Of course in individual fonts it may be possible for a font developer to workaround the lack of support for ccmp; but, IMO, the burden should not be placed on font developers to provide workarounds for the lack of support for a particular feature in individual OT shaping engines. Even if such a work around were provided in fonts it would then force users to use fonts tied to specific OT layout engines.

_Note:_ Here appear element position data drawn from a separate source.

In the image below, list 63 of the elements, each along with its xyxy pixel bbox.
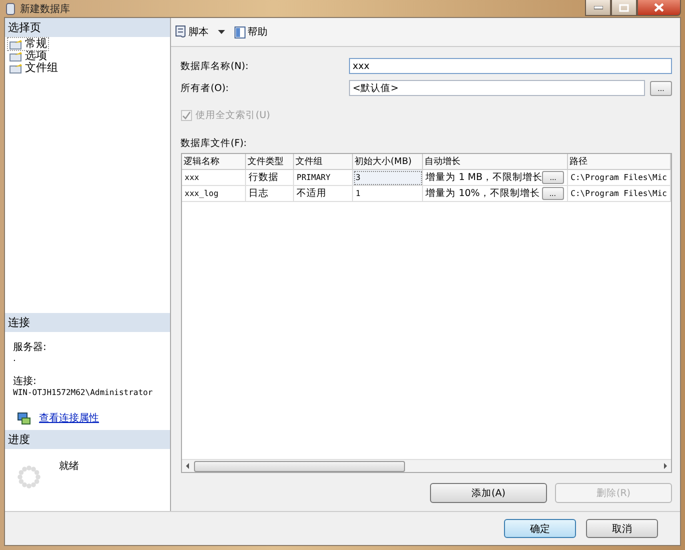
caret-icon[interactable] xyxy=(218,30,225,34)
left-arrow-icon[interactable] xyxy=(184,462,192,470)
minimize-icon xyxy=(594,6,602,10)
table-cell: 不适用 xyxy=(294,186,353,202)
table-cell: 行数据 xyxy=(246,170,294,186)
page-icon xyxy=(9,38,23,50)
section-header: 连接 xyxy=(5,313,170,332)
page-item[interactable]: 常规 xyxy=(8,38,48,50)
close-icon xyxy=(654,3,664,12)
add-button[interactable]: 添加(A) xyxy=(430,483,547,503)
connection-label: 连接: xyxy=(13,374,38,388)
table-cell: PRIMARY xyxy=(294,170,353,186)
book-icon xyxy=(234,26,246,38)
section-header: 进度 xyxy=(5,430,170,449)
page-item[interactable]: 文件组 xyxy=(8,62,59,74)
server-label: 服务器: xyxy=(13,341,48,354)
column-header[interactable]: 逻辑名称 xyxy=(182,154,246,170)
script-button[interactable]: 脚本 xyxy=(174,25,209,39)
owner-field[interactable]: <默认值> xyxy=(348,80,645,96)
table-cell: C:\Program Files\Mic xyxy=(568,170,671,186)
ok-button[interactable]: 确定 xyxy=(504,519,576,538)
maximize-icon xyxy=(619,4,629,12)
table-cell: xxx_log xyxy=(182,186,246,202)
page-item[interactable]: 选项 xyxy=(8,50,48,62)
scroll-icon xyxy=(174,25,187,39)
ellipsis-button[interactable]: ... xyxy=(542,187,564,200)
page-icon xyxy=(9,50,23,62)
minimize-button[interactable] xyxy=(585,0,611,16)
table-cell: 增量为 1 MB，不限制增长 xyxy=(426,171,542,184)
connection-properties-link[interactable]: 查看连接属性 xyxy=(39,411,99,425)
cancel-button[interactable]: 取消 xyxy=(586,519,658,538)
browse-button[interactable]: ... xyxy=(650,80,672,96)
section-header: 选择页 xyxy=(5,18,170,37)
table-cell: 日志 xyxy=(246,186,294,202)
window-title: 新建数据库 xyxy=(20,2,70,16)
column-header[interactable]: 初始大小(MB) xyxy=(352,154,423,170)
maximize-button[interactable] xyxy=(611,0,637,16)
connection-value: WIN-OTJH1572M62\Administrator xyxy=(13,388,154,397)
column-header[interactable]: 文件组 xyxy=(294,154,353,170)
table-cell: 3 xyxy=(352,170,423,186)
field-label: 数据库名称(N): xyxy=(180,60,250,72)
page-icon xyxy=(9,62,23,74)
column-header[interactable]: 文件类型 xyxy=(246,154,294,170)
field-label: 所有者(O): xyxy=(180,82,230,94)
table-cell: 1 xyxy=(352,186,423,202)
horizontal-scrollbar[interactable] xyxy=(182,459,671,472)
server-value: . xyxy=(13,354,17,364)
right-arrow-icon[interactable] xyxy=(661,462,669,470)
spinner-icon xyxy=(17,465,41,489)
status-text: 就绪 xyxy=(59,460,79,473)
table-cell: 增量为 10%，不限制增长 xyxy=(426,187,540,200)
database-icon xyxy=(6,2,15,14)
close-button[interactable] xyxy=(637,0,681,16)
network-icon xyxy=(17,412,31,424)
column-header[interactable]: 路径 xyxy=(568,154,671,170)
ellipsis-button[interactable]: ... xyxy=(542,171,564,184)
table-cell: xxx xyxy=(182,170,246,186)
database-name-field[interactable]: xxx xyxy=(348,58,672,74)
help-button[interactable]: 帮助 xyxy=(234,25,268,39)
column-header[interactable]: 自动增长 xyxy=(422,154,568,170)
checkbox-label: 使用全文索引(U) xyxy=(196,109,270,122)
table-cell: C:\Program Files\Mic xyxy=(568,186,671,202)
files-label: 数据库文件(F): xyxy=(180,137,248,150)
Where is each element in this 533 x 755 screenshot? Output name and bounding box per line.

Comment 8 Behdad Esfahbod 2007-05-03 01:46:02 UTC

Can you cook a patch?

Comment 9 Behdad Esfahbod 2007-05-16 01:43:47 UTC

2007-05-15  Behdad Esfahbod  <behdad@gnome.org>

        Bug 385168 – indic, khmer, and tibetan modules don't apply ccmp
        Bug 385477 – kern feature is not supported in OpenType layout for
        Tibetan.

        * modules/khmer/khmer-fc.c (khmer_engine_shape):
        * modules/tibetan/tibetan-fc.c (tibetan_engine_shape):
        Port to new OpenType APIs.  Add standard features (ccmp,
        locl, calt, kern, mark, mkmk).

2007-05-15  Behdad Esfahbod  <behdad@gnome.org>

        * modules/indic/indic-fc.c:
        Add ccmp, locl, calt; kern, mark, and mkmk features.



Please test.

Comment 10 Mathieu Pellerin 2007-05-16 02:27:26 UTC

Yeah, rock on Behdad! Thanks for time spent into coding this feature, wish I could have had knowledge to do it myself.

I'll give it an extended try as soon as 0.17.1 goes out and manage to compile it on my ubuntu box.